Readiness to serve: Right now we have IT resources focused on support and small projects and resources focused on large capital projects. We don’t have a team in place for rapid prototyping of ideas that come from the business. To address this issue, we're doing a technology refresh assessment to ensure we have the right skills and knowledge of emerging, flexible open stack technologies. This will enable usto move rapidly on new projects, while reducing software licensing and support costs. We are focusing on retaining a lean delivery team (jacks-of-all-trades type resources) who can help us provide the business with a readiness-to-serve capability. All of this is self-funded by finding efficiencies in other areas (continued use of offshore resources for support and delivery, application rationalization, etc.). This approach also allows existing resources to become cross-trained on the latest open source technologies.
Operational insight: Currently, most of our monitoring is done at the hardware level. A health check system is in place but processes and access around tooling need improvement. We know a server is up and running, but we really don’t have insights into the application level. Teams rely solely on symptoms to determine problem root cause and this lack of tooling significantly delays application recovery times as well as development break/fix times. Also, lack of diagnostic tooling during Quality Assurance (QA) testing means more defects slip through to production. We have selected tools that provide deep visibility into the cause of application performance issues down to the tiniest detail. The tools also allow us to get access to code level diagnostics as well as full stack traces across tiers. This in turn helps us address issues more efficiently and recognize anomalies that might be taking place in areas where we may not have been otherwise notified, allowing us to proactively address issues before our end users experience them.

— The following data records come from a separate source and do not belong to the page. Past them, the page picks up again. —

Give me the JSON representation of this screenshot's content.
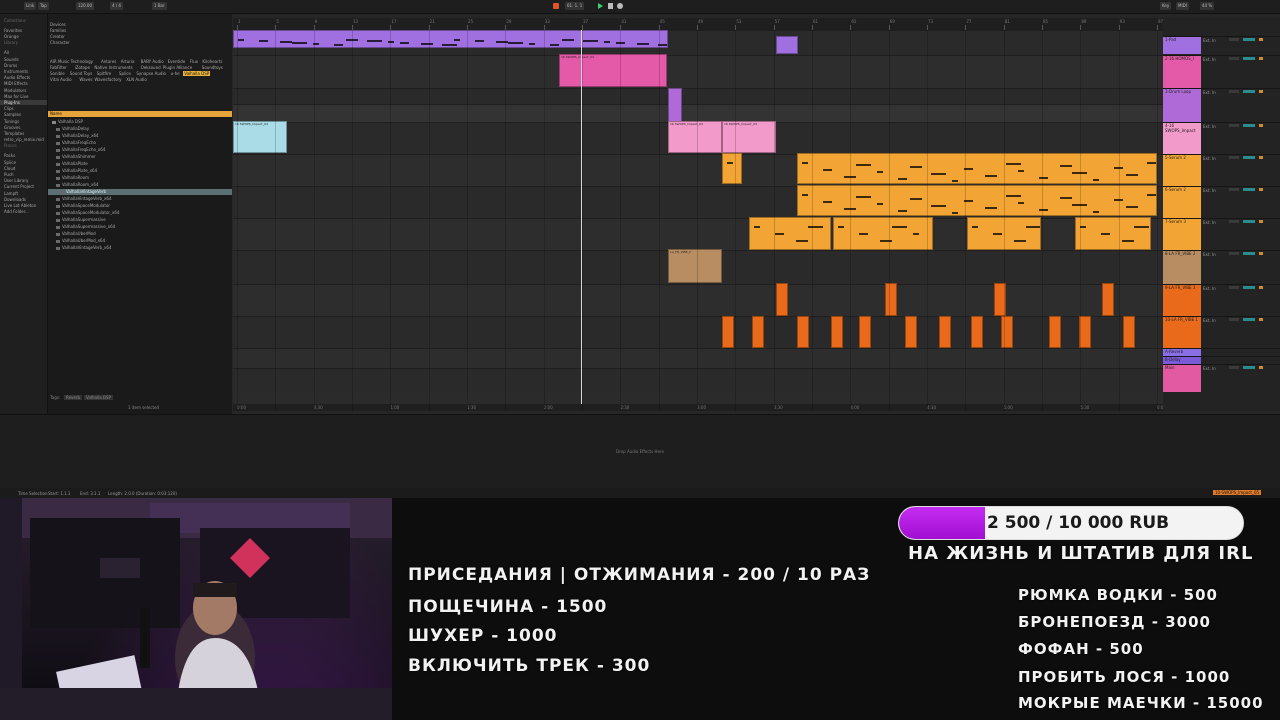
{
  "daw": {
    "browser": {
      "places": [
        {
          "label": "Collections",
          "head": true
        },
        {
          "label": "Favorites"
        },
        {
          "label": "Orange"
        },
        {
          "label": "Library",
          "head": true
        },
        {
          "label": "All"
        },
        {
          "label": "Sounds"
        },
        {
          "label": "Drums"
        },
        {
          "label": "Instruments"
        },
        {
          "label": "Audio Effects"
        },
        {
          "label": "MIDI Effects"
        },
        {
          "label": "Modulators"
        },
        {
          "label": "Max for Live"
        },
        {
          "label": "Plug-Ins",
          "selected": true
        },
        {
          "label": "Clips"
        },
        {
          "label": "Samples"
        },
        {
          "label": "Tunings"
        },
        {
          "label": "Grooves"
        },
        {
          "label": "Templates"
        },
        {
          "label": "retro_vip_remix.mid"
        },
        {
          "label": "Places",
          "head": true
        },
        {
          "label": "Packs"
        },
        {
          "label": "Splice"
        },
        {
          "label": "Cloud"
        },
        {
          "label": "Push"
        },
        {
          "label": "User Library"
        },
        {
          "label": "Current Project"
        },
        {
          "label": "Lampft"
        },
        {
          "label": "Downloads"
        },
        {
          "label": "Live Lot Ableton"
        },
        {
          "label": "Add Folder..."
        }
      ],
      "tag_groups": [
        "Devices",
        "Families",
        "Creator",
        "Character"
      ],
      "tags": [
        "AIR Music Technology",
        "Antares",
        "Arturia",
        "BABY Audio",
        "Eventide",
        "Flux",
        "Kilohearts",
        "FabFilter",
        "iZotope",
        "Native Instruments",
        "Oeksound",
        "Plugin Alliance",
        "Soundtoys",
        "Sonible",
        "Sound Toys",
        "Spitfire",
        "Splice",
        "Synapse Audio",
        "u-he",
        "Valhalla DSP",
        "Vital Audio",
        "Waves",
        "Wavesfactory",
        "XLN Audio"
      ],
      "highlight_tag": "Valhalla DSP",
      "list_header": "Name",
      "folder": "Valhalla DSP",
      "files": [
        "ValhallaDelay",
        "ValhallaDelay_x64",
        "ValhallaFreqEcho",
        "ValhallaFreqEcho_x64",
        "ValhallaShimmer",
        "ValhallaPlate",
        "ValhallaPlate_x64",
        "ValhallaRoom",
        "ValhallaRoom_x64",
        "ValhallaVintageVerb",
        "ValhallaVintageVerb_x64",
        "ValhallaSpaceModulator",
        "ValhallaSpaceModulator_x64",
        "ValhallaSupermassive",
        "ValhallaSupermassive_x64",
        "ValhallaUberMod",
        "ValhallaUberMod_x64",
        "ValhallaVintageVerb_x64"
      ],
      "selected_file": "ValhallaVintageVerb",
      "footer_label": "Tags",
      "footer_tags": [
        "Reverb",
        "Valhalla DSP"
      ],
      "selection_status": "1 item selected"
    },
    "transport": {
      "tempo": "120.00",
      "signature": "4 / 4",
      "quantize": "1 Bar",
      "position": "61. 1. 1",
      "cpu": "44 %",
      "key": "Key",
      "midi": "MIDI"
    },
    "ruler_marks": [
      "1",
      "5",
      "9",
      "13",
      "17",
      "21",
      "25",
      "29",
      "33",
      "37",
      "41",
      "45",
      "49",
      "53",
      "57",
      "61",
      "65",
      "69",
      "73",
      "77",
      "81",
      "85",
      "89",
      "93",
      "97"
    ],
    "time_marks": [
      "0:00",
      "0:30",
      "1:00",
      "1:30",
      "2:00",
      "2:30",
      "3:00",
      "3:30",
      "4:00",
      "4:30",
      "5:00",
      "5:30",
      "6:00"
    ],
    "tracks": [
      {
        "name": "1-Pad",
        "color": "#a070e0"
      },
      {
        "name": "2-16 HOMOS_I",
        "color": "#e55aa8"
      },
      {
        "name": "3-Drum Loop",
        "color": "#b06ad8"
      },
      {
        "name": "4-16 SWOPS_Impact",
        "color": "#f29ac9"
      },
      {
        "name": "5-Serum 2",
        "color": "#f2a534"
      },
      {
        "name": "6-Serum 2",
        "color": "#f2a534"
      },
      {
        "name": "7-Serum 3",
        "color": "#f2a534"
      },
      {
        "name": "8-LA FR_VIBE 2",
        "color": "#b88d62"
      },
      {
        "name": "9-LA FR_VIBE 3",
        "color": "#e86a1a"
      },
      {
        "name": "10-LA FR_VIBE 1",
        "color": "#e86a1a"
      },
      {
        "name": "A-Reverb",
        "color": "#8a6ee6"
      },
      {
        "name": "B-Delay",
        "color": "#7a5ad8"
      },
      {
        "name": "Main",
        "color": "#e25aa2"
      }
    ],
    "clip_labels": {
      "impact": "16 SWOPS_Impact_04",
      "vibe": "LA_FR_VIBE_2"
    },
    "mixer_sends": "Ext. In",
    "drop_hint": "Drop Audio Effects Here",
    "status_left": "Time Selection",
    "status_start": "Start: 1.1.1",
    "status_end": "End: 3.1.1",
    "status_length": "Length: 2.0.0 (Duration: 0:03:120)",
    "status_right": "10-SWOPS_Impact_05"
  },
  "overlay": {
    "goal": {
      "current": "2 500",
      "target": "10 000",
      "currency": "RUB",
      "text": "2 500 / 10 000 RUB",
      "progress": 0.25,
      "caption": "НА ЖИЗНЬ И ШТАТИВ ДЛЯ IRL"
    },
    "left_list": [
      "ПРИСЕДАНИЯ | ОТЖИМАНИЯ - 200 / 10 РАЗ",
      "ПОЩЕЧИНА - 1500",
      "ШУХЕР - 1000",
      "ВКЛЮЧИТЬ ТРЕК - 300"
    ],
    "right_list": [
      "РЮМКА ВОДКИ - 500",
      "БРОНЕПОЕЗД - 3000",
      "ФОФАН - 500",
      "ПРОБИТЬ ЛОСЯ - 1000",
      "МОКРЫЕ МАЕЧКИ - 15000"
    ]
  },
  "colors": {
    "accent": "#e9a43b",
    "goal_fill": "#b81fe0",
    "purple": "#a070e0",
    "pink": "#e55aa8",
    "orange": "#f2a534"
  }
}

Platform-as-a-Service: The ability to provision hardware and core software quickly and efficiently is a critical component of high velocity IT organizations. We’re looking at Platform-as-a-Service for self-service provisioning that will allow tremendous App/Dev flexibility. How can we quickly spin up virtual environments for our application teams so that they don’t have to wait until hardware is procured, as an example, or the whole application environment stood up? How can we push a button and provision an environment so the developers can be off and coding right away? This is a shift in mindset for how we operate today, from our Infrastructure team fulfilling requests to becoming a solution enabler; not only for IT but for our business partners.
These are the five major items that we’ve focused on to start our DevOps journey. And, more important, we’ve clearly defined metrics to show improvements in each of these five areas. We will be able to report on the number of releases, cost savings, efficiencies in test automation, and more. We will have a clear before-and-after picture showcasing the value that DevOps can bring to the business.